- Born: February 1797 Paris, France
- Died: 1862 (aged 64–65) Paris, France
- Scientific career
- Fields: Mathematics

= Joseph Adhémar =

French mathematician

Joseph Alphonse Adhémar (1797-1862) was a French mathematician. He was the first to suggest that ice ages were controlled by astronomical forces in his 1842 book Revolutions of the Sea.

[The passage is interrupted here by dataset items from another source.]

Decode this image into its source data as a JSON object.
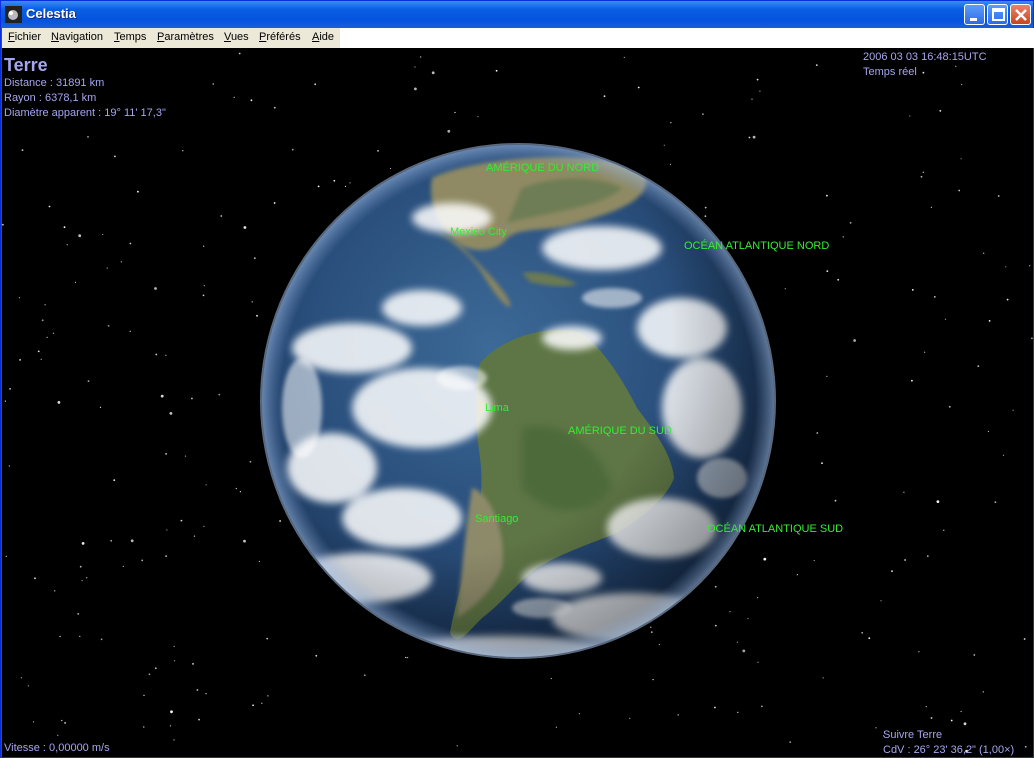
{
  "window": {
    "title": "Celestia",
    "buttons": {
      "minimize": "minimize",
      "maximize": "maximize",
      "close": "close"
    }
  },
  "menu": {
    "items": [
      "Fichier",
      "Navigation",
      "Temps",
      "Paramètres",
      "Vues",
      "Préférés",
      "Aide"
    ]
  },
  "info": {
    "object_name": "Terre",
    "distance": "Distance : 31891 km",
    "radius": "Rayon : 6378,1 km",
    "apparent_diameter": "Diamètre apparent : 19° 11' 17,3\""
  },
  "time": {
    "datetime": "2006 03 03 16:48:15UTC",
    "mode": "Temps réel"
  },
  "status": {
    "speed": "Vitesse : 0,00000 m/s",
    "follow": "Suivre Terre",
    "fov": "CdV : 26° 23' 36,2\" (1,00×)"
  },
  "labels": {
    "north_america": "AMÉRIQUE DU NORD",
    "mexico_city": "Mexico City",
    "north_atlantic": "OCÉAN ATLANTIQUE NORD",
    "lima": "Lima",
    "south_america": "AMÉRIQUE DU SUD",
    "santiago": "Santiago",
    "south_atlantic": "OCÉAN ATLANTIQUE SUD"
  },
  "colors": {
    "hud_text": "#a6a6ee",
    "label_text": "#33ee33",
    "space": "#000000"
  }
}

The Earth's orbit is elliptical, with the Sun at one focus; lines drawn through the summer and winter solstice; and the spring and autumn equinox; intersect with the Sun at right angles. The Earth is closest to the Sun (perihelion) near the Northern Hemisphere winter solstice. The Earth moves faster through its orbit when closer to the Sun. Hence, the period from the Northern Hemisphere's autumn equinox to winter and spring is shorter by around seven days than the period from spring to summer to autumn; the reverse is true in the Southern Hemisphere. Hence, Northern Hemisphere winter is shorter.

Because of this, Adhemar reasoned that because the Southern Hemisphere had more hours of darkness in winter, it must be cooling, and attributed the Antarctic ice sheet to this. Adhemar knew of the 22,000 year cycle of precession of the equinoxes, and theorised that the ice ages occurred in this cycle.

One immediate objection to the theory was that the total insolation during a year does not vary at all during the precessional cycle, only its seasonal distribution. Another was that the timing was wrong; however this could not be tested by observations available at the time.

Adhemar's theory was further developed, first by James Croll and later by Milutin Milanković.

Adhemar predicted the Antarctic ice sheet and theorised about its thickness by comparing the depths of the Arctic and circum-Antarctic oceans. Finding the Antarctic oceans deeper (the measurements he used may not have been fully representative) and attributing this to the gravitational attraction of the Antarctic ice sheet, he postulated a truly enormous ice sheet approximately 90 km thick.